DiMIce had a presentation at EGU 2015 (abstract).

CAUSE has ties to DLR's similar VaMeX (Valles Marineris Exploration) rover swarm project, with the AI routines developed in both projects generalized and used in both surface and under-ice probes.

RANGE is working on an ultrasound pinger for IceMole (to detect and circumvent non-meltable structures ahead, as well as to detect e.g. liquid water deposits within ice), as well as communications between multiple melting probes using ultrasound to optimize relative positions and create a 3D network of beacons for navigation.
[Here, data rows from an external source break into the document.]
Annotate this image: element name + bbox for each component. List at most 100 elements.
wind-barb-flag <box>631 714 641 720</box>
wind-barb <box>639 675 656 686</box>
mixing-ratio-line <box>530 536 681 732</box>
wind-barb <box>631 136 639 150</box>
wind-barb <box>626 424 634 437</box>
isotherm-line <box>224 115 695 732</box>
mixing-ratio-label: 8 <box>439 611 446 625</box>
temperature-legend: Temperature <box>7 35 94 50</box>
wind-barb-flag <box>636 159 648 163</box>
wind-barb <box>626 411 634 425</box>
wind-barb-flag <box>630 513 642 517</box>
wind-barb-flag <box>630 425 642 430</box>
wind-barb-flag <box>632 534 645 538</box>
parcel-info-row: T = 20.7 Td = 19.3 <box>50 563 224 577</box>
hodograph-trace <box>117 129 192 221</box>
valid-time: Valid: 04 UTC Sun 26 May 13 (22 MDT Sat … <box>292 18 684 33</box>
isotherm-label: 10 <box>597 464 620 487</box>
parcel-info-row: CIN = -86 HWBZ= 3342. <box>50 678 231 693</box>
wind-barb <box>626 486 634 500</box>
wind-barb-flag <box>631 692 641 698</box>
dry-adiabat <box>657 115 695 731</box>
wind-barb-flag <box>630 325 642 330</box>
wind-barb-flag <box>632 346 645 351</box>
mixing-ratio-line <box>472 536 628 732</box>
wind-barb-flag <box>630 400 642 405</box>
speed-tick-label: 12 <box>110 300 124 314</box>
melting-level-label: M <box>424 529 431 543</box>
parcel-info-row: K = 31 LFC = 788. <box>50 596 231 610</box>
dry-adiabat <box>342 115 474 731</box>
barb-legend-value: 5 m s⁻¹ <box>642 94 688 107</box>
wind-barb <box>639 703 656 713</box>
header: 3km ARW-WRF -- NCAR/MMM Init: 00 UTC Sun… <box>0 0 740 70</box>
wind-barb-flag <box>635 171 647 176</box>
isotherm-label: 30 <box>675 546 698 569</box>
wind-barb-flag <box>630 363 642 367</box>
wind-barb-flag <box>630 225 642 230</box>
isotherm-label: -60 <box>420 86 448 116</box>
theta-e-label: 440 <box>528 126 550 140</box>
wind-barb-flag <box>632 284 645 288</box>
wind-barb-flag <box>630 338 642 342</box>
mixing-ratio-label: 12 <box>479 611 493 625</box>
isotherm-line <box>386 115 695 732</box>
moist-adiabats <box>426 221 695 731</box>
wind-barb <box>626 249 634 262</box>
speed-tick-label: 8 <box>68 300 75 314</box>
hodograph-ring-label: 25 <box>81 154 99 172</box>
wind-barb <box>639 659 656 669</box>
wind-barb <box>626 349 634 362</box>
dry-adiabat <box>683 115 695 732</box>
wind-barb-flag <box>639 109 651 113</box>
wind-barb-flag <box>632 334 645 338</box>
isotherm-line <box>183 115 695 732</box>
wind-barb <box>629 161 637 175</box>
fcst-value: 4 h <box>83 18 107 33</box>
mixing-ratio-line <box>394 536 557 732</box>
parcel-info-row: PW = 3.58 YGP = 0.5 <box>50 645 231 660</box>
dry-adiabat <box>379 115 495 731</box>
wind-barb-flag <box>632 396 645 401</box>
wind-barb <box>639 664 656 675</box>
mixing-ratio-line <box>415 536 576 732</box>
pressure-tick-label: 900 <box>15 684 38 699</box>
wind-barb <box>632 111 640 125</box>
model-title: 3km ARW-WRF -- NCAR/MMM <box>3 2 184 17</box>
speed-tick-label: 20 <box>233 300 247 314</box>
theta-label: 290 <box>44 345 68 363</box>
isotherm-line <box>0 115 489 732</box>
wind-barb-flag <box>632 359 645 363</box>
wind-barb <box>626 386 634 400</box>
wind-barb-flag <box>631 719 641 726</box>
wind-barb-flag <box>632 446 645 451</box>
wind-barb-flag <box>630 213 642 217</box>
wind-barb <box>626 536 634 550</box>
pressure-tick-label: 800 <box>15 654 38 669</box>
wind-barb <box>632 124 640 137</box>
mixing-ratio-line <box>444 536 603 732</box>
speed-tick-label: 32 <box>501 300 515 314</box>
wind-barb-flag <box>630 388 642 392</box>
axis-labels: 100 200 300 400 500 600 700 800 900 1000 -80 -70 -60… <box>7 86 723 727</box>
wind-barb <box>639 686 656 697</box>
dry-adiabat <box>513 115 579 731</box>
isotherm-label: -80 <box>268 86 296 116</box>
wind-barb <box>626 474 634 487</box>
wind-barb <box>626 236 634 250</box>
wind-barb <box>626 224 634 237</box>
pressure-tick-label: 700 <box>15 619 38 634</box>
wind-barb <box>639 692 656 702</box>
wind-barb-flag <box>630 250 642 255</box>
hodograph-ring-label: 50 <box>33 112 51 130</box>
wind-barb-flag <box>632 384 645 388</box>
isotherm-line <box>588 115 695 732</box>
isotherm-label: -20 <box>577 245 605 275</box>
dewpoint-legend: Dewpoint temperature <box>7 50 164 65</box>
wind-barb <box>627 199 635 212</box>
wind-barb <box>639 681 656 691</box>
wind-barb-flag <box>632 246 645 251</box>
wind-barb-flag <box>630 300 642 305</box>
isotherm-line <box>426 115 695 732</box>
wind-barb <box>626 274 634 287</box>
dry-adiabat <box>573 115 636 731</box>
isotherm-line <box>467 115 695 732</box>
Article in German.

nExT tests melting probes (and ice screws) in a simulated near-Enceladus environment, i.e. in a vacuum and with cryogenic ice under sublimation conditions.

NavEn Is designing an operational mission concept for transporting a probe from Earth to the surface of Enceladus; fields of study also include planetary protection concerns, autonomous landing on airless bodies and high accuracy planetary penetrators (i.e. impactors).

For MIE I can't find any information.